To best use their limited medical resources, palliative health care advocates in Kerala trained a network of community health workers — often volunteers – to meet the hyperlocal palliation, with physicians and nurses assisting as needed. Pallium India’s work has emerged a successful model for palliative care in low-income countries and under-resourced medical systems, Connor and Bhadelia say, with communities in Bangladesh and Ethiopia now following the blueprint.
Government funding and support of palliative care will be paramount in developing countries, but equally important is developing models of care that work for the communities they serve.
The organization uses a three-part model based on demonstration, education and facilitation, Kumar says. “Demonstration means we demonstrate patient care at TIPS. We also have an education or training department, where we provide training to healthcare workers, doctors, nurses, volunteers,” Kumar says. “We facilitate the formation of palliative care centers across India, so we have our facilitation team working in different parts of India.”
Last year, Pallium India reached 4,874 unique patients; trained 1,061 healthcare professionals; and catalyzed the development of 40 palliative care centers across India.
“Kerala represents a unique model,” Bhadelia says. “It demonstrates how in a [low- and middle-income country] context, there can be strong models of access to palliative care, and particularly community-based palliative care.”
One parent describes their experience at an event for Pallium India’s parent support group Rithu in a blog post: “The moment we arrived, we were greeted with tea and vadas, and the children were excited when the organizing team created beautiful henna designs on their palms.” The parent continued to describe the day’s activities and concluded, “To many families like ours, who carry an emotional burden due to illness, every day is about survival.

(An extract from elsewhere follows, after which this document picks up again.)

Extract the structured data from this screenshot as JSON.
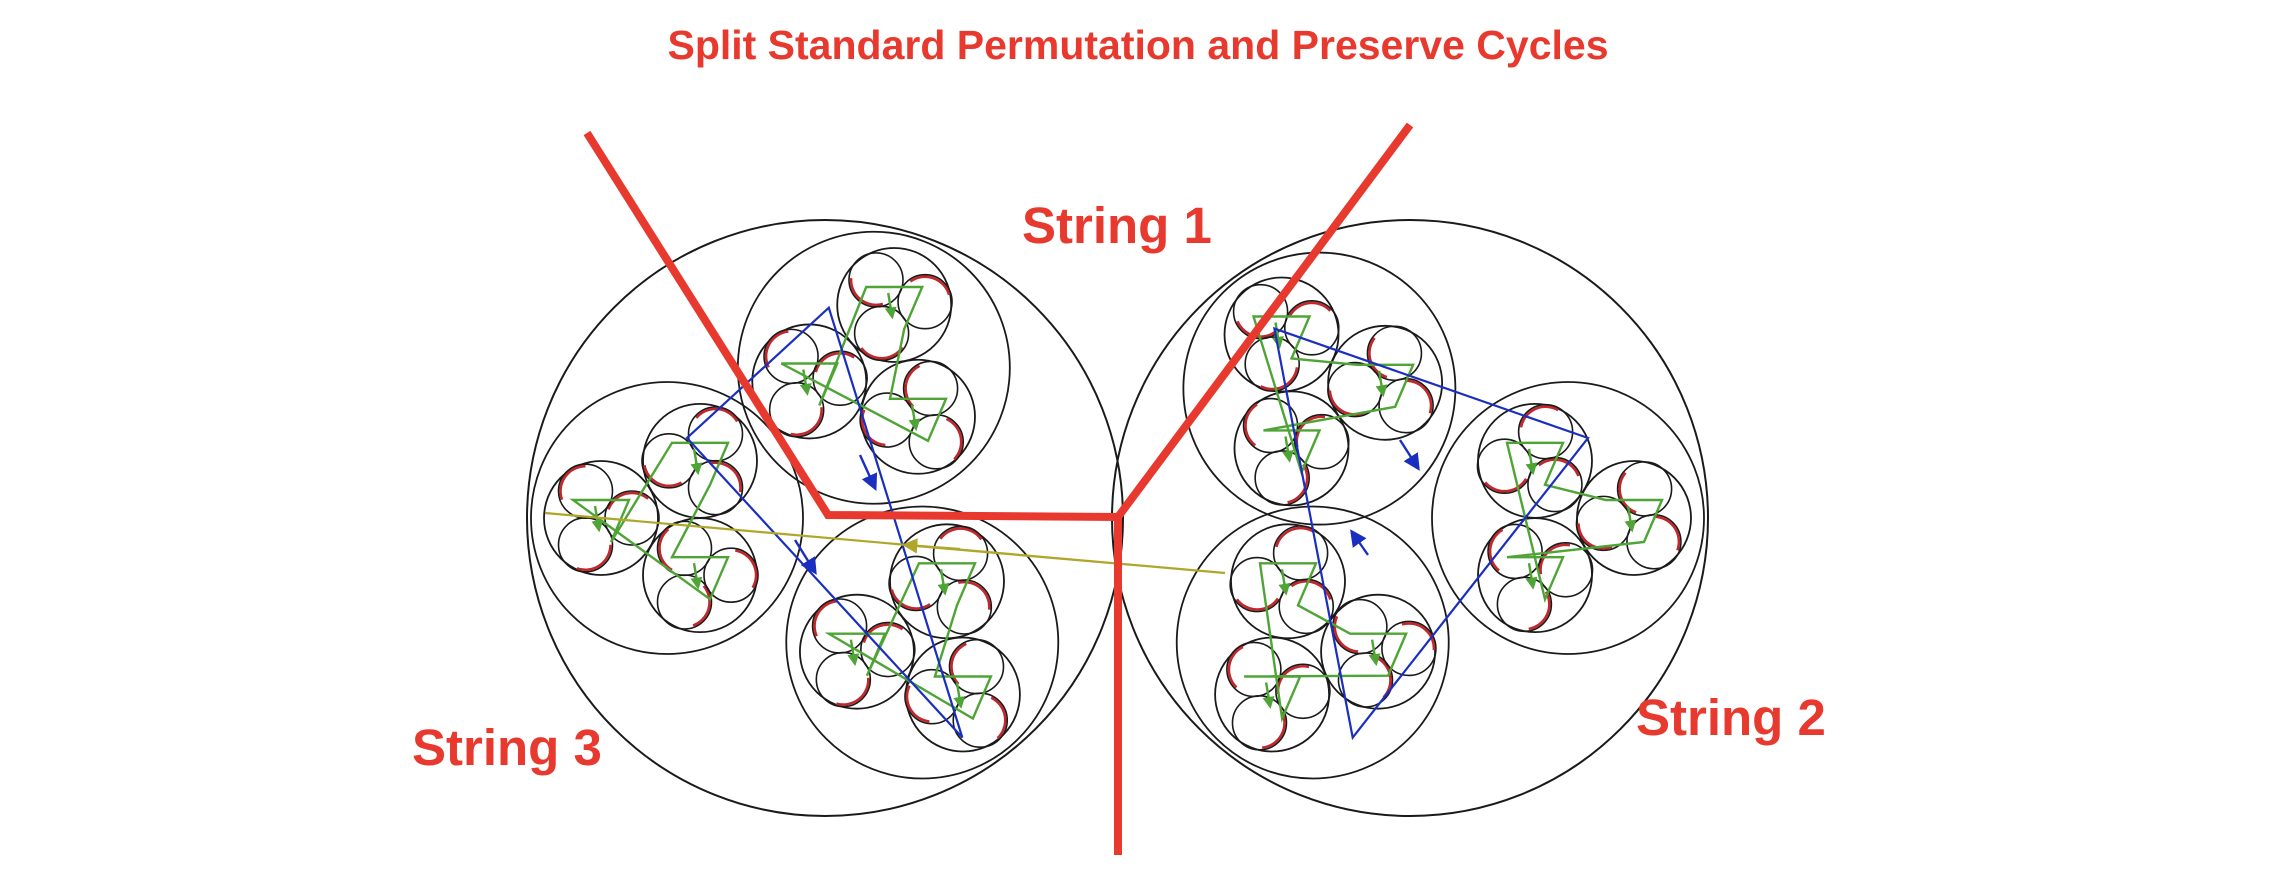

There is time for little else. Rithu was a much-needed break from routine that we did not even know we needed. We made friends, and found solace from each other.”

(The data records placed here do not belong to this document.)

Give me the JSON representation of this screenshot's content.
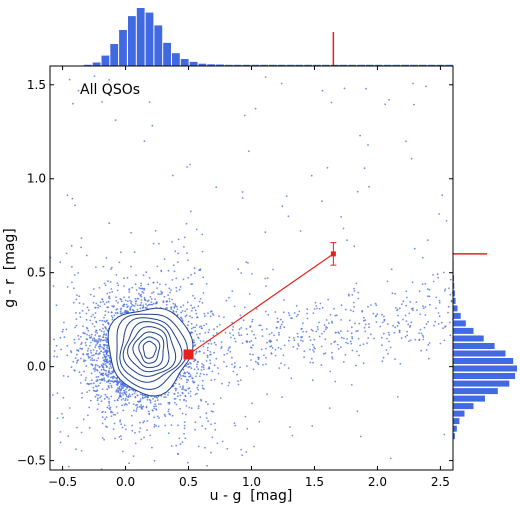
{
  "chart_data": {
    "type": "scatter",
    "panel_label": "All QSOs",
    "xlabel": "u - g  [mag]",
    "ylabel": "g - r  [mag]",
    "xlim": [
      -0.6,
      2.6
    ],
    "ylim": [
      -0.55,
      1.6
    ],
    "x_ticks": [
      -0.5,
      0.0,
      0.5,
      1.0,
      1.5,
      2.0,
      2.5
    ],
    "x_tick_labels": [
      "−0.5",
      "0.0",
      "0.5",
      "1.0",
      "1.5",
      "2.0",
      "2.5"
    ],
    "y_ticks": [
      -0.5,
      0.0,
      0.5,
      1.0,
      1.5
    ],
    "y_tick_labels": [
      "−0.5",
      "0.0",
      "0.5",
      "1.0",
      "1.5"
    ],
    "colors": {
      "points": "#4169e1",
      "contour": "#1e3f8c",
      "histogram": "#4169e1",
      "highlight": "#e8201c"
    },
    "main_cloud": {
      "center_x": 0.15,
      "center_y": 0.08,
      "sd_x": 0.2,
      "sd_y": 0.13
    },
    "red_tail": {
      "x_range": [
        0.8,
        2.6
      ],
      "y_center": 0.2,
      "slope": 0.08
    },
    "contour_levels": [
      {
        "rx": 0.33,
        "ry": 0.23
      },
      {
        "rx": 0.28,
        "ry": 0.2
      },
      {
        "rx": 0.24,
        "ry": 0.17
      },
      {
        "rx": 0.2,
        "ry": 0.145
      },
      {
        "rx": 0.16,
        "ry": 0.12
      },
      {
        "rx": 0.12,
        "ry": 0.095
      },
      {
        "rx": 0.08,
        "ry": 0.07
      },
      {
        "rx": 0.05,
        "ry": 0.045
      }
    ],
    "contour_center": [
      0.17,
      0.09
    ],
    "median_point": {
      "x": 0.5,
      "y": 0.065
    },
    "offset_point": {
      "x": 1.65,
      "y": 0.6,
      "yerr": 0.06
    },
    "top_histogram": {
      "bin_centers": [
        -0.3,
        -0.23,
        -0.16,
        -0.09,
        -0.02,
        0.05,
        0.12,
        0.19,
        0.26,
        0.33,
        0.4,
        0.47,
        0.54,
        0.61,
        0.68,
        0.75,
        0.82,
        0.89,
        0.96,
        1.03,
        1.1,
        1.17,
        1.24,
        1.31,
        1.38,
        1.45,
        1.52,
        1.59,
        1.66,
        1.73,
        1.8,
        1.87,
        1.94,
        2.01,
        2.08,
        2.15,
        2.22,
        2.29,
        2.36,
        2.43,
        2.5,
        2.57
      ],
      "counts": [
        0.02,
        0.06,
        0.18,
        0.38,
        0.62,
        0.86,
        1.0,
        0.92,
        0.7,
        0.4,
        0.22,
        0.12,
        0.07,
        0.04,
        0.03,
        0.025,
        0.02,
        0.02,
        0.02,
        0.02,
        0.02,
        0.02,
        0.02,
        0.02,
        0.02,
        0.02,
        0.02,
        0.02,
        0.02,
        0.02,
        0.02,
        0.02,
        0.02,
        0.02,
        0.02,
        0.02,
        0.02,
        0.02,
        0.02,
        0.02,
        0.02,
        0.02
      ],
      "marker_x": 1.65
    },
    "right_histogram": {
      "bin_centers": [
        -0.37,
        -0.33,
        -0.29,
        -0.25,
        -0.21,
        -0.17,
        -0.13,
        -0.09,
        -0.05,
        -0.01,
        0.03,
        0.07,
        0.11,
        0.15,
        0.19,
        0.23,
        0.27,
        0.31,
        0.35,
        0.39,
        0.43,
        0.47,
        0.51,
        0.55
      ],
      "counts": [
        0.03,
        0.06,
        0.1,
        0.18,
        0.32,
        0.5,
        0.7,
        0.88,
        0.97,
        1.0,
        0.94,
        0.82,
        0.65,
        0.48,
        0.32,
        0.2,
        0.12,
        0.07,
        0.04,
        0.03,
        0.02,
        0.015,
        0.01,
        0.01
      ],
      "marker_y": 0.6
    }
  }
}
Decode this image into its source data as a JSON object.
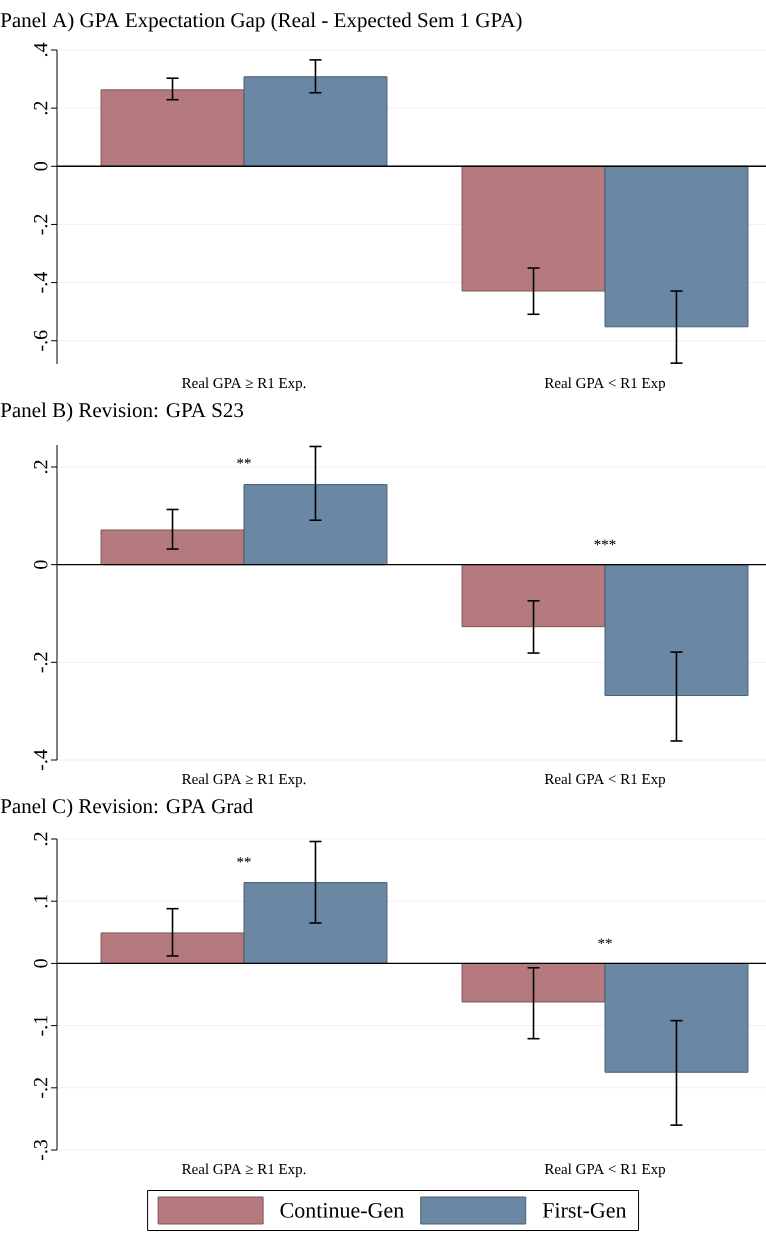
{
  "chart_data": [
    {
      "type": "bar",
      "title": "Panel A) GPA Expectation Gap (Real - Expected Sem 1 GPA)",
      "categories": [
        "Real GPA ≥ R1 Exp.",
        "Real GPA < R1 Exp"
      ],
      "series": [
        {
          "color": "#b57a7e",
          "values": [
            0.263,
            -0.429
          ],
          "errors": [
            [
              0.229,
              0.303
            ],
            [
              -0.509,
              -0.35
            ]
          ]
        },
        {
          "color": "#6a88a3",
          "values": [
            0.308,
            -0.552
          ],
          "errors": [
            [
              0.253,
              0.366
            ],
            [
              -0.677,
              -0.429
            ]
          ]
        }
      ],
      "ylim": [
        -0.68,
        0.4
      ],
      "yticks": [
        {
          "value": -0.6,
          "label": "-.6"
        },
        {
          "value": -0.4,
          "label": "-.4"
        },
        {
          "value": -0.2,
          "label": "-.2"
        },
        0,
        {
          "value": 0.2,
          "label": ".2"
        },
        {
          "value": 0.4,
          "label": ".4"
        }
      ],
      "grid": "y",
      "ref_lines": [
        {
          "axis": "y",
          "value": 0,
          "color": "#000000"
        }
      ]
    },
    {
      "type": "bar",
      "title": "Panel B) Revision: GPA S23",
      "categories": [
        "Real GPA ≥ R1 Exp.",
        "Real GPA < R1 Exp"
      ],
      "series": [
        {
          "color": "#b57a7e",
          "values": [
            0.071,
            -0.127
          ],
          "errors": [
            [
              0.032,
              0.113
            ],
            [
              -0.181,
              -0.074
            ]
          ]
        },
        {
          "color": "#6a88a3",
          "values": [
            0.164,
            -0.268
          ],
          "errors": [
            [
              0.091,
              0.242
            ],
            [
              -0.361,
              -0.179
            ]
          ]
        }
      ],
      "ylim": [
        -0.4,
        0.245
      ],
      "yticks": [
        {
          "value": -0.4,
          "label": "-.4"
        },
        {
          "value": -0.2,
          "label": "-.2"
        },
        0,
        {
          "value": 0.2,
          "label": ".2"
        }
      ],
      "grid": "y",
      "ref_lines": [
        {
          "axis": "y",
          "value": 0,
          "color": "#000000"
        }
      ],
      "annotations": [
        "**",
        "***"
      ]
    },
    {
      "type": "bar",
      "title": "Panel C) Revision: GPA Grad",
      "categories": [
        "Real GPA ≥ R1 Exp.",
        "Real GPA < R1 Exp"
      ],
      "series": [
        {
          "name": "Continue-Gen",
          "color": "#b57a7e",
          "values": [
            0.049,
            -0.062
          ],
          "errors": [
            [
              0.012,
              0.088
            ],
            [
              -0.121,
              -0.007
            ]
          ]
        },
        {
          "name": "First-Gen",
          "color": "#6a88a3",
          "values": [
            0.13,
            -0.175
          ],
          "errors": [
            [
              0.065,
              0.196
            ],
            [
              -0.26,
              -0.092
            ]
          ]
        }
      ],
      "ylim": [
        -0.3,
        0.2
      ],
      "yticks": [
        {
          "value": -0.3,
          "label": "-.3"
        },
        {
          "value": -0.2,
          "label": "-.2"
        },
        {
          "value": -0.1,
          "label": "-.1"
        },
        0,
        {
          "value": 0.1,
          "label": ".1"
        },
        {
          "value": 0.2,
          "label": ".2"
        }
      ],
      "grid": "y",
      "ref_lines": [
        {
          "axis": "y",
          "value": 0,
          "color": "#000000"
        }
      ],
      "legend": "bottom",
      "annotations": [
        "**",
        "**"
      ]
    }
  ]
}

Pallium India offers just one example of how community-based organizations can work with patients and deliver culturally competent care. Government funding and support of palliative care initiatives will be paramount in developing countries, but equally important is developing models of care that work for the communities they serve.
Ultimately, says Connor, palliative care is “everyone’s business.”
“The mortality rate remains stubbornly stuck at 100% — we’re all going to have to face it someday,” he says. “So let’s prepare ahead of time as much as we can, have conversations with our loved ones to make sure that we know what their wishes are … and help address those as best we can.”